While Shakespeare's words resonate differently in this production, and his poetic arguments against poetry gain added weight, Caird only superficiality engages with that shift. The one moment I detected where his production truly became colour-conscious rather than colour-blind comes when Longaville (played by the white actor Andrew Robinson) declares that "Black is the badge of hell, the hue of dungeons and the suit of night," – and his friend Dumaine (played by the black actor Thomas Olajide) is allowed a moment of, very amusing, silent protest.

It's still Berowne, however, who gets to refute him: "Devils soonest tempt, resembling spirits of light."

In a play so questioning of conventional encapsulations of beauty in language and appearance, it's a pity that Caird's designer Patrick Clark has not taken any of the themes to heart. His conventional costuming treats the women as decorative objects and their dresses swallow their bodies from the bosom down. That makes it a lopsided battle when the women compete with the men for laughs.
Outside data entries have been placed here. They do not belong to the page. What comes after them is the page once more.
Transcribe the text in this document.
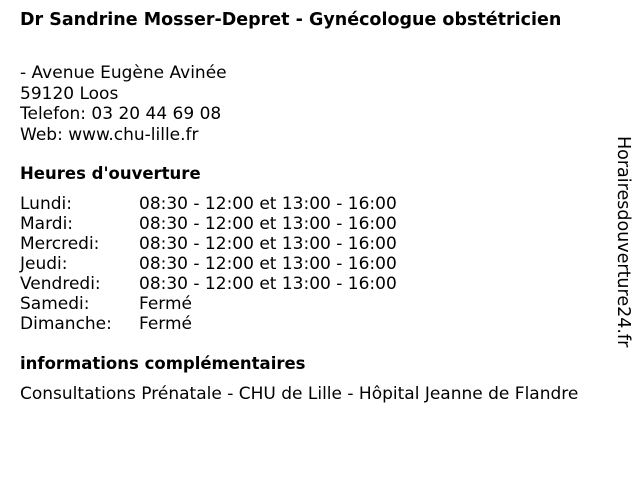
Dr Sandrine Mosser-Depret - Gynécologue obstétricien
- Avenue Eugène Avinée
59120 Loos
Telefon: 03 20 44 69 08
Web: www.chu-lille.fr
Heures d'ouverture
Lundi:	08:30 - 12:00 et 13:00 - 16:00
Mardi:	08:30 - 12:00 et 13:00 - 16:00
Mercredi: 08:30 - 12:00 et 13:00 - 16:00
Jeudi:	08:30 - 12:00 et 13:00 - 16:00
Vendredi: 08:30 - 12:00 et 13:00 - 16:00
Samedi:	Fermé
Dimanche: Fermé
informations complémentaires
Consultations Prénatale - CHU de Lille - Hôpital Jeanne de Flandre
Horairesdouverture24.fr
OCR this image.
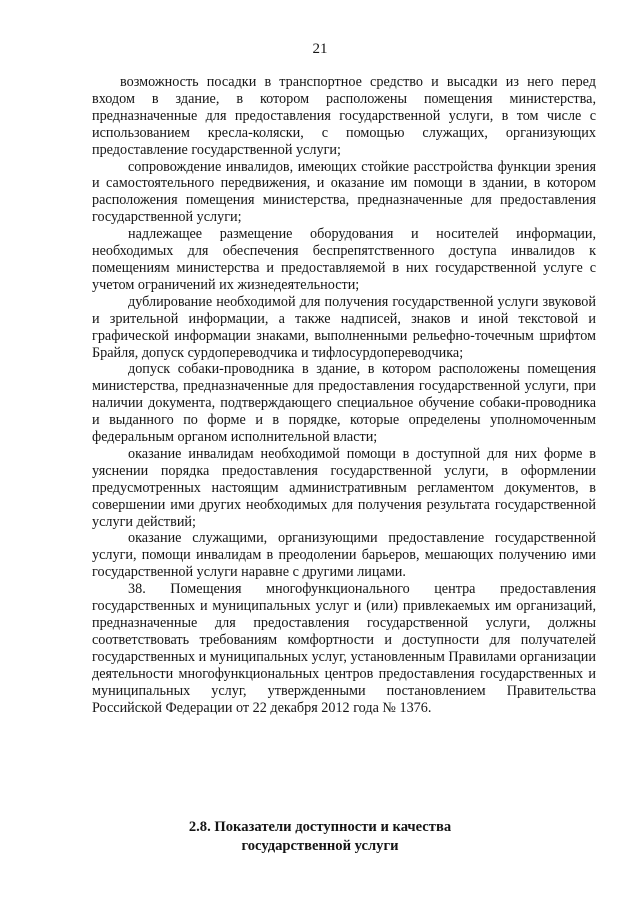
21

возможность посадки в транспортное средство и высадки из него перед входом в здание, в котором расположены помещения министерства, предназначенные для предоставления государственной услуги, в том числе с использованием кресла-коляски, с помощью служащих, организующих предоставление государственной услуги;

сопровождение инвалидов, имеющих стойкие расстройства функции зрения и самостоятельного передвижения, и оказание им помощи в здании, в котором расположения помещения министерства, предназначенные для предоставления государственной услуги;

надлежащее размещение оборудования и носителей информации, необходимых для обеспечения беспрепятственного доступа инвалидов к помещениям министерства и предоставляемой в них государственной услуге с учетом ограничений их жизнедеятельности;

дублирование необходимой для получения государственной услуги звуковой и зрительной информации, а также надписей, знаков и иной текстовой и графической информации знаками, выполненными рельефно-точечным шрифтом Брайля, допуск сурдопереводчика и тифлосурдопереводчика;

допуск собаки-проводника в здание, в котором расположены помещения министерства, предназначенные для предоставления государственной услуги, при наличии документа, подтверждающего специальное обучение собаки-проводника и выданного по форме и в порядке, которые определены уполномоченным федеральным органом исполнительной власти;

оказание инвалидам необходимой помощи в доступной для них форме в уяснении порядка предоставления государственной услуги, в оформлении предусмотренных настоящим административным регламентом документов, в совершении ими других необходимых для получения результата государственной услуги действий;

оказание служащими, организующими предоставление государственной услуги, помощи инвалидам в преодолении барьеров, мешающих получению ими государственной услуги наравне с другими лицами.

38. Помещения многофункционального центра предоставления государственных и муниципальных услуг и (или) привлекаемых им организаций, предназначенные для предоставления государственной услуги, должны соответствовать требованиям комфортности и доступности для получателей государственных и муниципальных услуг, установленным Правилами организации деятельности многофункциональных центров предоставления государственных и муниципальных услуг, утвержденными постановлением Правительства Российской Федерации от 22 декабря 2012 года № 1376.

2.8. Показатели доступности и качества
государственной услуги
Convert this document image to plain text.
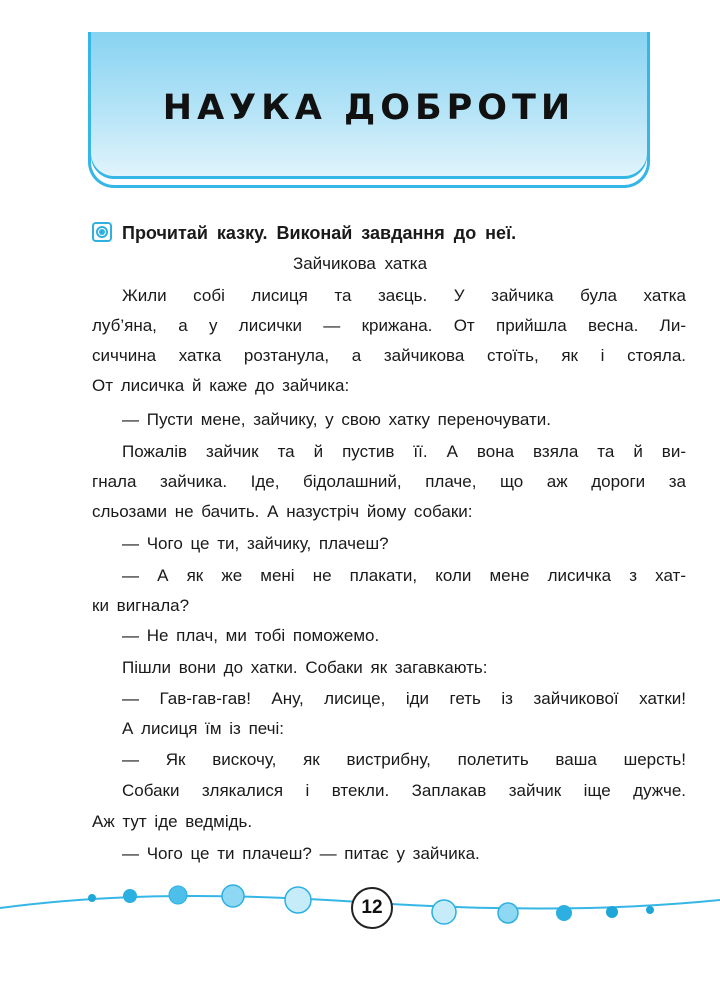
НАУКА ДОБРОТИ
Прочитай казку. Виконай завдання до неї.
Зайчикова хатка
Жили собі лисиця та заєць. У зайчика була хатка
луб’яна, а у лисички — крижана. От прийшла весна. Ли-
сиччина хатка розтанула, а зайчикова стоїть, як і стояла.
От лисичка й каже до зайчика:
— Пусти мене, зайчику, у свою хатку переночувати.
Пожалів зайчик та й пустив її. А вона взяла та й ви-
гнала зайчика. Іде, бідолашний, плаче, що аж дороги за
сльозами не бачить. А назустріч йому собаки:
— Чого це ти, зайчику, плачеш?
— А як же мені не плакати, коли мене лисичка з хат-
ки вигнала?
— Не плач, ми тобі поможемо.
Пішли вони до хатки. Собаки як загавкають:
— Гав-гав-гав! Ану, лисице, іди геть із зайчикової хатки!
А лисиця їм із печі:
— Як вискочу, як вистрибну, полетить ваша шерсть!
Собаки злякалися і втекли. Заплакав зайчик іще дужче.
Аж тут іде ведмідь.
— Чого це ти плачеш? — питає у зайчика.
12
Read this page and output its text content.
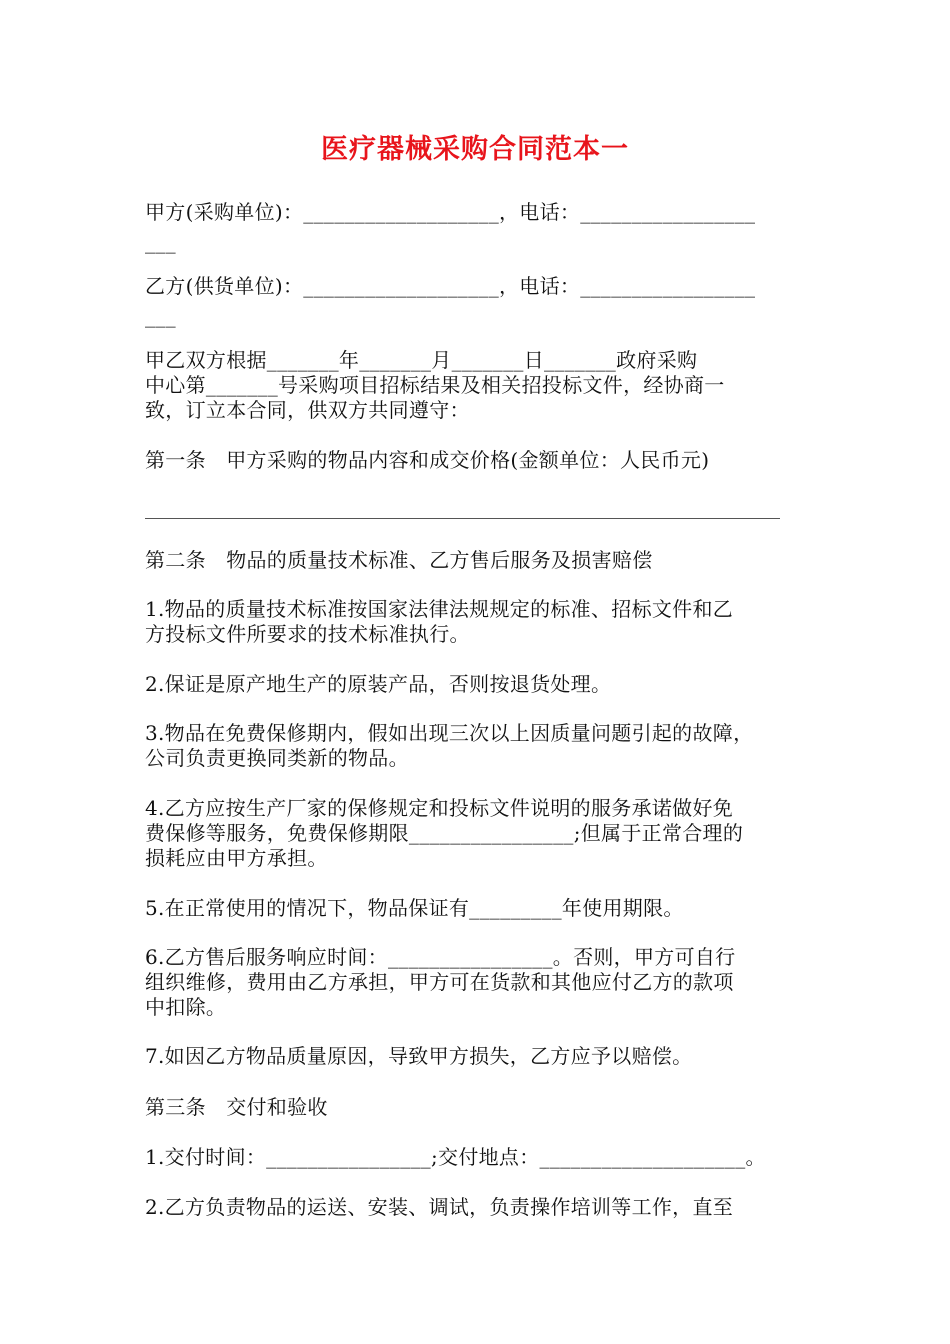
医疗器械采购合同范本一
甲方(采购单位)：___________________，电话：_________________
___
乙方(供货单位)：___________________，电话：_________________
___
甲乙双方根据_______年_______月_______日_______政府采购
中心第_______号采购项目招标结果及相关招投标文件，经协商一
致，订立本合同，供双方共同遵守：
第一条　甲方采购的物品内容和成交价格(金额单位：人民币元)
第二条　物品的质量技术标准、乙方售后服务及损害赔偿
1.物品的质量技术标准按国家法律法规规定的标准、招标文件和乙
方投标文件所要求的技术标准执行。
2.保证是原产地生产的原装产品，否则按退货处理。
3.物品在免费保修期内，假如出现三次以上因质量问题引起的故障，
公司负责更换同类新的物品。
4.乙方应按生产厂家的保修规定和投标文件说明的服务承诺做好免
费保修等服务，免费保修期限________________;但属于正常合理的
损耗应由甲方承担。
5.在正常使用的情况下，物品保证有_________年使用期限。
6.乙方售后服务响应时间：________________。否则，甲方可自行
组织维修，费用由乙方承担，甲方可在货款和其他应付乙方的款项
中扣除。
7.如因乙方物品质量原因，导致甲方损失，乙方应予以赔偿。
第三条　交付和验收
1.交付时间：________________;交付地点：____________________。
2.乙方负责物品的运送、安装、调试，负责操作培训等工作，直至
Their scenes are noticeably duller – and I blame their corsets, which are the enemy of comedy.

Tom Rooney, playing the pedant Holofernes, is the funniest in Love's Labour's Lost because of what he does with his entire body, not just how he delivers his lines. He acts as much with his legs – which suddenly become rubbery with lust, or rigid with wounded pride – as anything.

Rooney, this Stratford season's MVP, shines in every moment here – and elevates the performances of those around him in the supporting cast through his hilarious reactions to them. The scenes with secondary characters such as the Spanish braggart Armado (Juan Chioran), clown Costard (Josue Laboucane) and young page Moth (Gabriel Long) are fairly tedious without him. There's much forced flouncing.

Love's Labour's Lost is a difficult play to love – and, in the interest of full disclosure, I should note the appeal of this early comedy of Shakespeare's is always lost on me. I find it laborious in its incessant wordplay.

Perhaps trying to make up for that, Caird's production favours clarity of language above all else – but the end result feels starchy and lacking in subtlety, the talented actors in it ironed flat. His casting practices may be modern, but the rest of his approach to Shakespeare is old-fashioned.